This is a review of Stephen King’s Doctor Sleep I wrote in September 2013 for the EVENT section of the Mail on Sunday, which very kindly allowed me to reproduce it here.
DOCTOR SLEEP by STEPHEN KING
(Hodder & Stoughton £19.99)
Fifteen years ago, Stephen King started wondering what had happened to Danny Torrance, the kid from his 1977 novel The Shining. What kind of life would you lead after you’d been trapped in a haunted hotel with your father trying to kill you?
With Doctor Sleep, King at last fills us in on Danny’s post-Overlook life, and in the process reclaims the Torrance Family History from Stanley Kubrick’s 1980 film, which made several major changes to the story. Now we find out what happened, not just to Dan (as we must call him now) but to his mother Wendy and to the chef, Dick Hallorann, who shared a telepathic link with the boy.
There are cameos from a couple of the hotel ghosts, as well. But, unlike The Shining, and despite the ghosts, this is not a ghost story. It’s the story of a recovering alcoholic seeking redemption. In the early pages, Dan is a burnt-out drifter, using alcohol to blunt the edge of his sometimes painful psychic abilities. But then he settles in a small New Hampshire town, makes friends, starts working in a hospice (where he teams up with a cat to bring comfort to the dying) and attends AA meetings.
He also makes telepathic contact with Abra, a young girl in a nearby town whose psychic powers are even stronger than his own. He’s not the only one aware of her. Further south, roaming the highways in their RVs, is a band of golden agers called the True Knot. Behind the banal-looking façade, they are psychic vampires who stay youthful by feeding off paranormally gifted children. These evil nomads are in urgent need of regeneration, and Abra could be the answer to their prayers…
Once Dan makes contact with Abra, King’s interest in him seems to wane. Perhaps Dan should have been a supporting character in Abra’s story, rather than the other way round. She’s a generic cousin to Carrie, but her powers are sketched rather than examined, and her parents (unlike Carrie’s mother) are too good to be true.
The Shining was written when King was an alcoholic, and much of its power stems from its author’s very real fear, as a father, of harming his children. It also happens to be one of the scariest ghost stories of the 20th century, and a hard act to follow. The author is aware “nothing can live up to the memory of a good scare… especially if administered to one who is young and impressionable,” as he writes in his postscript.
But my being no longer young and impressionable doesn’t account for Doctor Sleep being quite so cosy and upbeat.
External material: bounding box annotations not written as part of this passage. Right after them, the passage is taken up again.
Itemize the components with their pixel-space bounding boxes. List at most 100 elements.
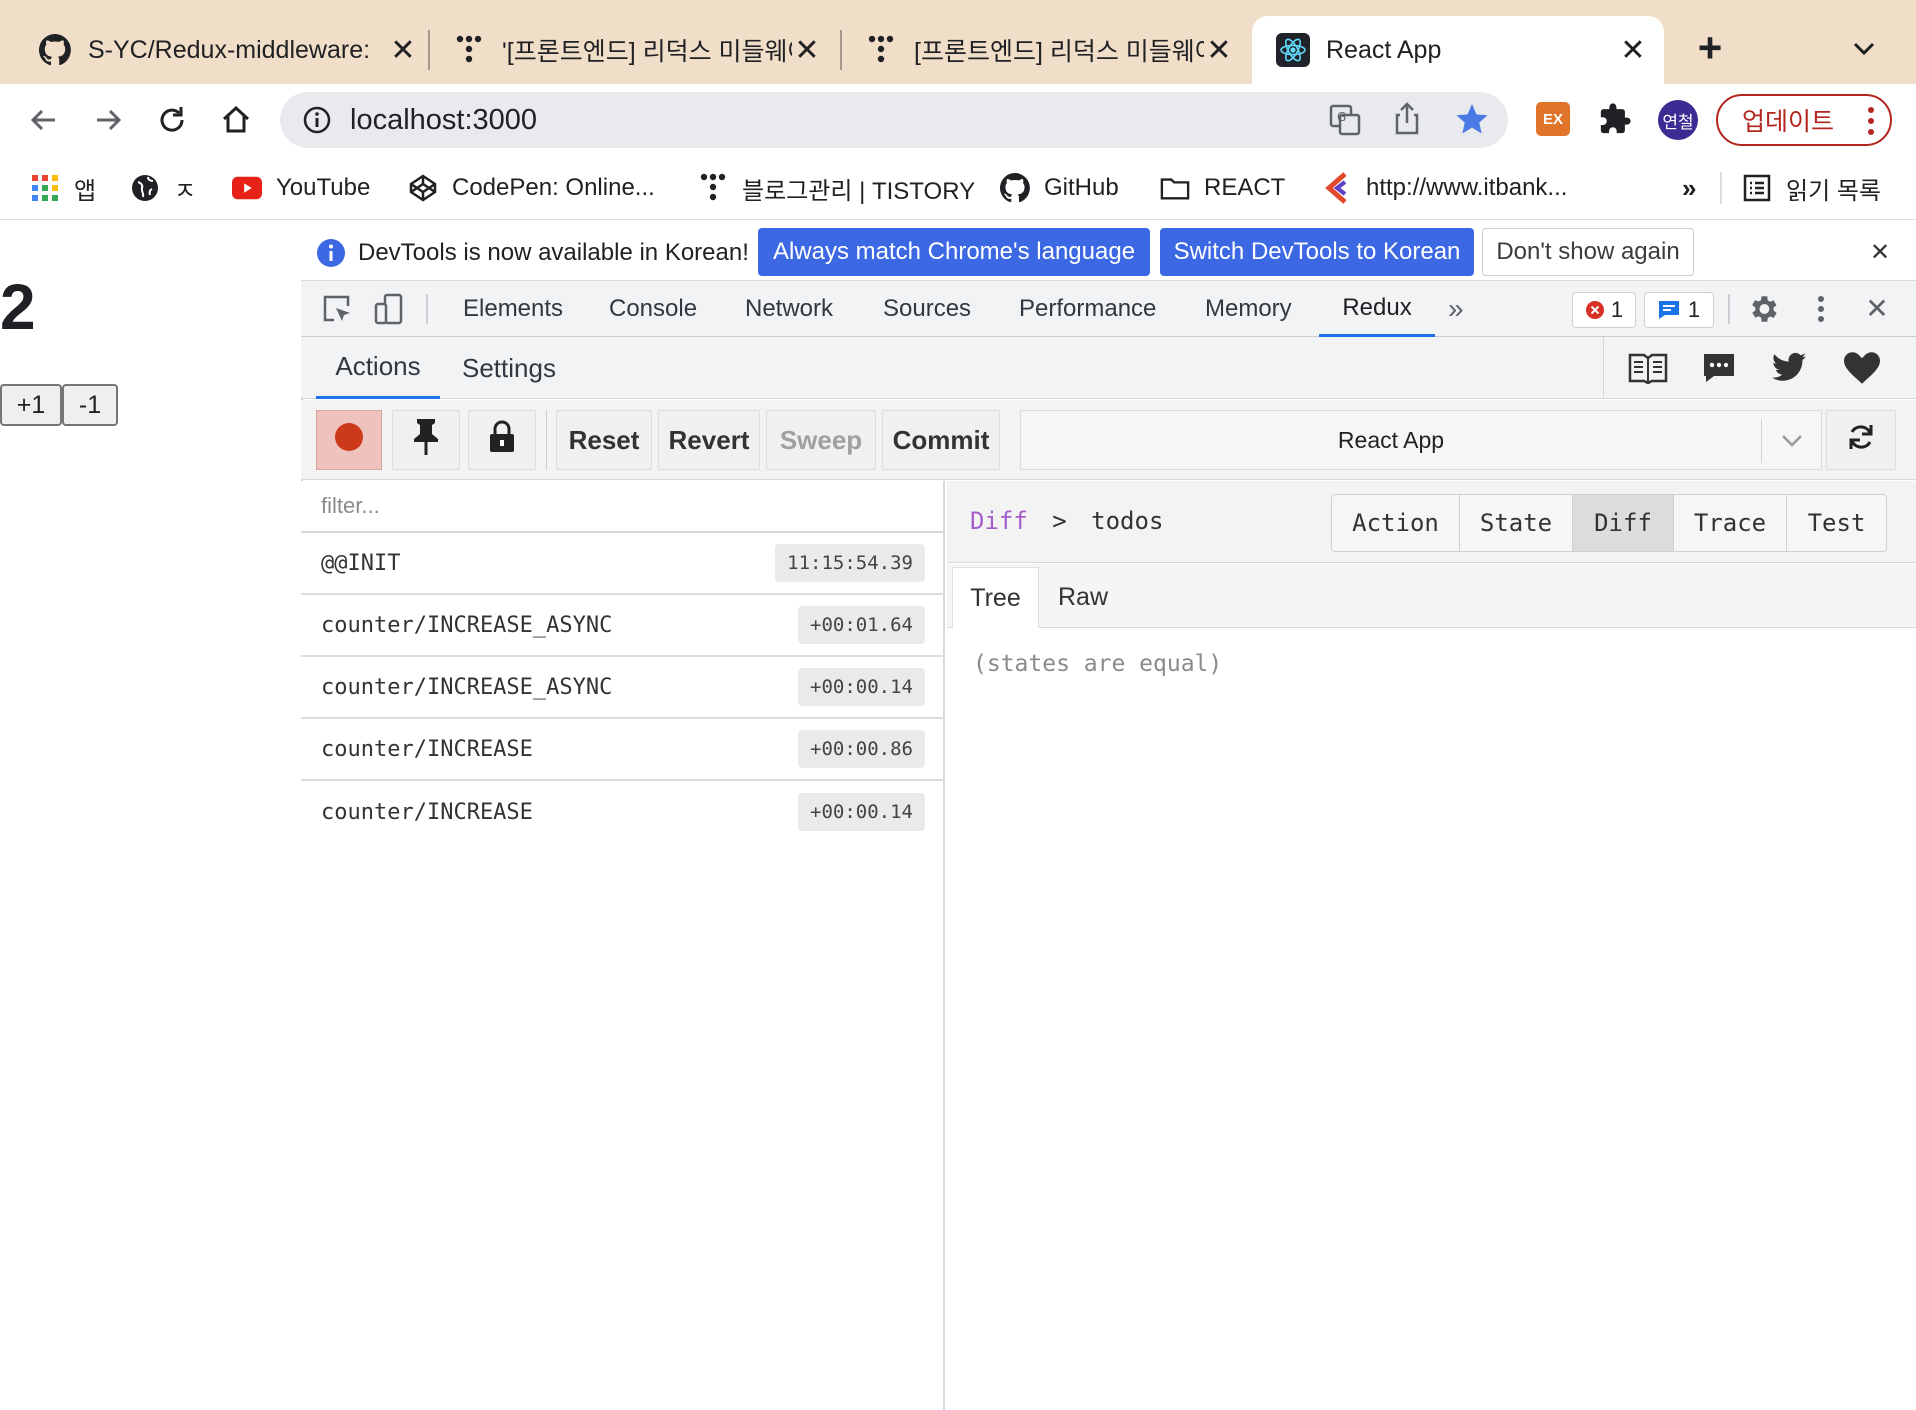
action-time: +00:01.64 (798, 606, 925, 644)
message-count-badge[interactable]: 1 (1644, 292, 1714, 328)
action-row[interactable]: counter/INCREASE +00:00.14 (301, 781, 945, 843)
increment-button[interactable]: +1 (0, 384, 62, 426)
bookmark-star-icon[interactable] (1454, 101, 1490, 137)
reading-list-button[interactable]: 읽기 목록 (1742, 166, 1881, 210)
update-button[interactable]: 업데이트 (1716, 94, 1892, 146)
device-toggle-icon[interactable] (372, 292, 406, 326)
bookmark-itbank[interactable]: http://www.itbank... (1322, 166, 1567, 210)
action-row[interactable]: counter/INCREASE_ASYNC +00:01.64 (301, 595, 945, 657)
tab-memory[interactable]: Memory (1205, 281, 1292, 337)
share-icon[interactable] (1390, 101, 1424, 137)
bookmark-youtube[interactable]: YouTube (232, 166, 370, 210)
action-filter-input[interactable]: filter... (301, 481, 945, 533)
translate-icon[interactable]: G (1328, 103, 1362, 137)
monitor-tab-state[interactable]: State (1459, 494, 1573, 552)
always-match-language-button[interactable]: Always match Chrome's language (758, 228, 1150, 276)
url-text[interactable]: localhost:3000 (350, 104, 537, 137)
tab-elements[interactable]: Elements (463, 281, 563, 337)
apps-grid-icon (30, 173, 60, 203)
tab-console[interactable]: Console (609, 281, 697, 337)
monitor-tab-trace[interactable]: Trace (1673, 494, 1787, 552)
revert-button[interactable]: Revert (658, 410, 760, 470)
record-icon (333, 421, 365, 460)
action-type: counter/INCREASE (321, 736, 533, 762)
new-tab-button[interactable]: + (1688, 26, 1732, 70)
browser-tab-react-app[interactable]: React App ✕ (1252, 16, 1664, 84)
close-tab-icon[interactable]: ✕ (388, 33, 418, 68)
feedback-chat-icon[interactable] (1702, 352, 1736, 384)
record-button[interactable] (316, 410, 382, 470)
chevron-down-icon[interactable] (1846, 30, 1882, 66)
twitter-icon[interactable] (1772, 352, 1806, 382)
close-devtools-icon[interactable]: ✕ (1862, 294, 1892, 324)
browser-tab-github[interactable]: S-YC/Redux-middleware: ✕ (38, 16, 418, 84)
bookmark-tistory[interactable]: 블로그관리 | TISTORY (698, 166, 975, 210)
book-icon[interactable] (1628, 352, 1668, 385)
address-bar[interactable]: localhost:3000 (280, 92, 1508, 148)
sync-button[interactable] (1826, 410, 1896, 470)
more-bookmarks-button[interactable]: » (1682, 166, 1696, 210)
bookmark-react-folder[interactable]: REACT (1160, 166, 1285, 210)
monitor-tab-action[interactable]: Action (1331, 494, 1460, 552)
browser-tab-tistory-1[interactable]: '[프론트엔드] 리덕스 미들웨어 ✕ (452, 16, 822, 84)
decrement-button[interactable]: -1 (62, 384, 118, 426)
inspect-element-icon[interactable] (320, 292, 354, 326)
info-icon (316, 238, 346, 268)
svg-text:G: G (1337, 110, 1346, 124)
kebab-menu-icon (1868, 106, 1874, 136)
close-infobar-icon[interactable]: ✕ (1866, 238, 1894, 266)
tab-network[interactable]: Network (745, 281, 833, 337)
action-row[interactable]: @@INIT 11:15:54.39 (301, 533, 945, 595)
forward-arrow-icon[interactable] (84, 96, 132, 144)
pin-button[interactable] (392, 410, 460, 470)
home-icon[interactable] (212, 96, 260, 144)
lock-button[interactable] (468, 410, 536, 470)
info-circle-icon[interactable] (302, 105, 332, 135)
close-tab-icon[interactable]: ✕ (792, 33, 822, 68)
action-time: 11:15:54.39 (775, 544, 925, 582)
tab-performance[interactable]: Performance (1019, 281, 1156, 337)
monitor-tab-diff[interactable]: Diff (1572, 494, 1674, 552)
close-tab-icon[interactable]: ✕ (1204, 33, 1234, 68)
bookmark-globe[interactable]: ㅈ (130, 166, 196, 210)
action-row[interactable]: counter/INCREASE_ASYNC +00:00.14 (301, 657, 945, 719)
close-tab-icon[interactable]: ✕ (1618, 33, 1648, 68)
bookmark-github[interactable]: GitHub (1000, 166, 1119, 210)
switch-to-korean-button[interactable]: Switch DevTools to Korean (1160, 228, 1474, 276)
tab-redux[interactable]: Redux (1319, 281, 1435, 337)
extension-ex-icon[interactable]: EX (1536, 102, 1570, 136)
error-count-badge[interactable]: 1 (1572, 292, 1636, 328)
infobar-message: DevTools is now available in Korean! (358, 239, 749, 266)
subtab-raw[interactable]: Raw (1045, 567, 1121, 628)
heart-icon[interactable] (1844, 352, 1880, 384)
bookmark-apps[interactable]: 앱 (30, 166, 96, 210)
action-row[interactable]: counter/INCREASE +00:00.86 (301, 719, 945, 781)
bookmark-codepen[interactable]: CodePen: Online... (408, 166, 655, 210)
sweep-button[interactable]: Sweep (766, 410, 876, 470)
breadcrumb: Diff > todos (970, 507, 1163, 535)
back-arrow-icon[interactable] (20, 96, 68, 144)
error-icon (1585, 300, 1605, 320)
reload-icon[interactable] (148, 96, 196, 144)
commit-button[interactable]: Commit (882, 410, 1000, 470)
dont-show-again-button[interactable]: Don't show again (1482, 228, 1694, 276)
subtab-tree[interactable]: Tree (952, 567, 1039, 628)
tab-sources[interactable]: Sources (883, 281, 971, 337)
message-count: 1 (1687, 297, 1701, 322)
action-type: counter/INCREASE_ASYNC (321, 612, 613, 638)
more-tabs-button[interactable]: » (1448, 281, 1464, 337)
action-time: +00:00.86 (798, 730, 925, 768)
redux-tab-settings[interactable]: Settings (462, 337, 556, 399)
redux-tab-actions[interactable]: Actions (316, 337, 440, 399)
monitor-tab-test[interactable]: Test (1786, 494, 1887, 552)
reset-button[interactable]: Reset (556, 410, 652, 470)
browser-tab-tistory-2[interactable]: [프론트엔드] 리덕스 미들웨어 ✕ (864, 16, 1234, 84)
profile-avatar[interactable]: 연철 (1658, 100, 1698, 140)
gear-icon[interactable] (1746, 292, 1780, 326)
more-vertical-icon[interactable] (1814, 292, 1828, 326)
reading-list-label: 읽기 목록 (1786, 177, 1881, 205)
puzzle-icon[interactable] (1598, 102, 1632, 136)
breadcrumb-root[interactable]: Diff (970, 507, 1028, 535)
lock-icon (488, 420, 516, 461)
instance-select[interactable]: React App (1020, 410, 1822, 470)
There’s a peculiar lack of urgency, far too much uneventful driving, and at one point the action grinds to a halt while everyone catches up on their sleep.
You never really fear for either Abra or Dan, who unlike his father doesn’t seem in serious danger of falling off the wagon. And from the outset, the bad guys feel like underdogs. Rose the Hat, their leader, is a an oddly ineffectual bogeywoman, with none of the mythic clout of The Stand‘s Randall Flagg, or Pennywise the Clown from It.
It’s a breezy enough page-turner. King is too skilled a storyteller for Doctor Sleep to be anything other than unputdownable, but in contrast to the more satisfying 11.22.63, there’s a sense he has cut corners, even chickened out. There is one upsetting fatality, but the King of 30 years ago would have been ruthless in putting his characters and readers through the mill.
Perhaps Stephen King has conquered his demons. Maybe he’s not frightened of anything any more. I like to think he still has a few genuine scares hidden up his sleeve. But if that’s the case, it’s a shame he didn’t produce them here.